Peter Kriel, general manager at The Independent Institute of Education, offers tips to combat burn-out:

He says while it is important to build those habits that support mental and physical well-being outside work, the eight hours-plus of our workday should also be harnessed to ensure optimal and ongoing well-being, to avoid burn-out.

1. Effective time management: Successful leaders often use time management techniques, like prioritising tasks, setting boundaries, and delegating, to avoid burn-out and maintain a healthy work-life balance. Procrastination is the main enemy of good time management practices and ultimately adds to stress levels.

2. Learning and personal growth: Successful leaders often engage in lifelong learning by reading, attending seminars, taking courses, or seeking mentorship to stay updated and adapt to changing environments. Not being on top of developments, the latest technologies and other changing aspects in the business world may not seem like something that would impact self-care, but it does, because you are less likely to feel stuck in a rut, and your skills will remain relevant in a highly competitive work environment which reduces stress and concern about job security.

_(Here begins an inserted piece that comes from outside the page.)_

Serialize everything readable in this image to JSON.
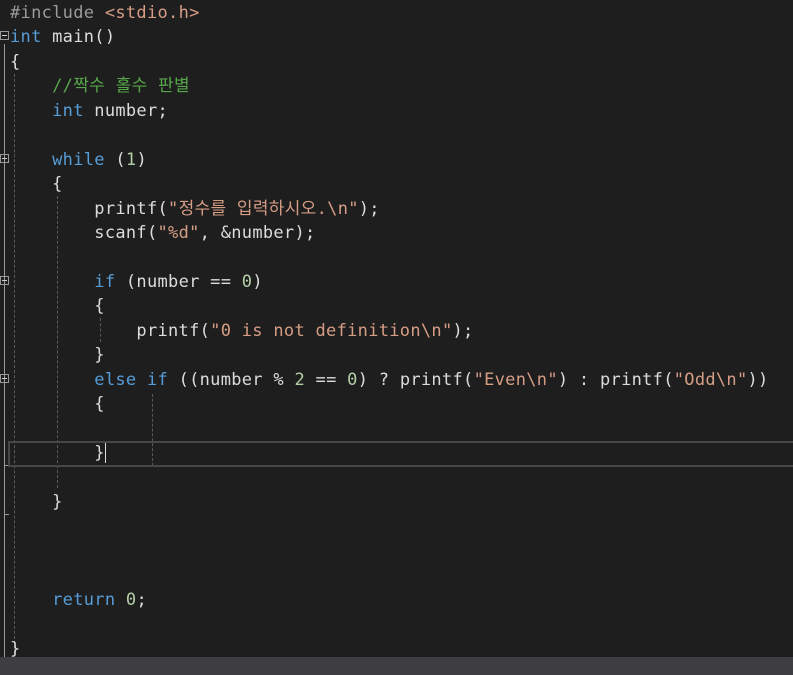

3. Taking short breaks during the workday can help recharge the mind and prevent burn-out. Use these periods of downtime to reflect and refocus.

4. Stress-management techniques, such as deep breathing or journalling, help.

5. Regular self-reflection and personal goal-setting help us stay focused on long-term objectives and ensure we are aligned with our values and priorities. Being able to measure your performance against the goals you set will not only identify gaps, which will help you focus, but also creates a sense of achievement when goals are met. Both these aspects will greatly support your self-care drive.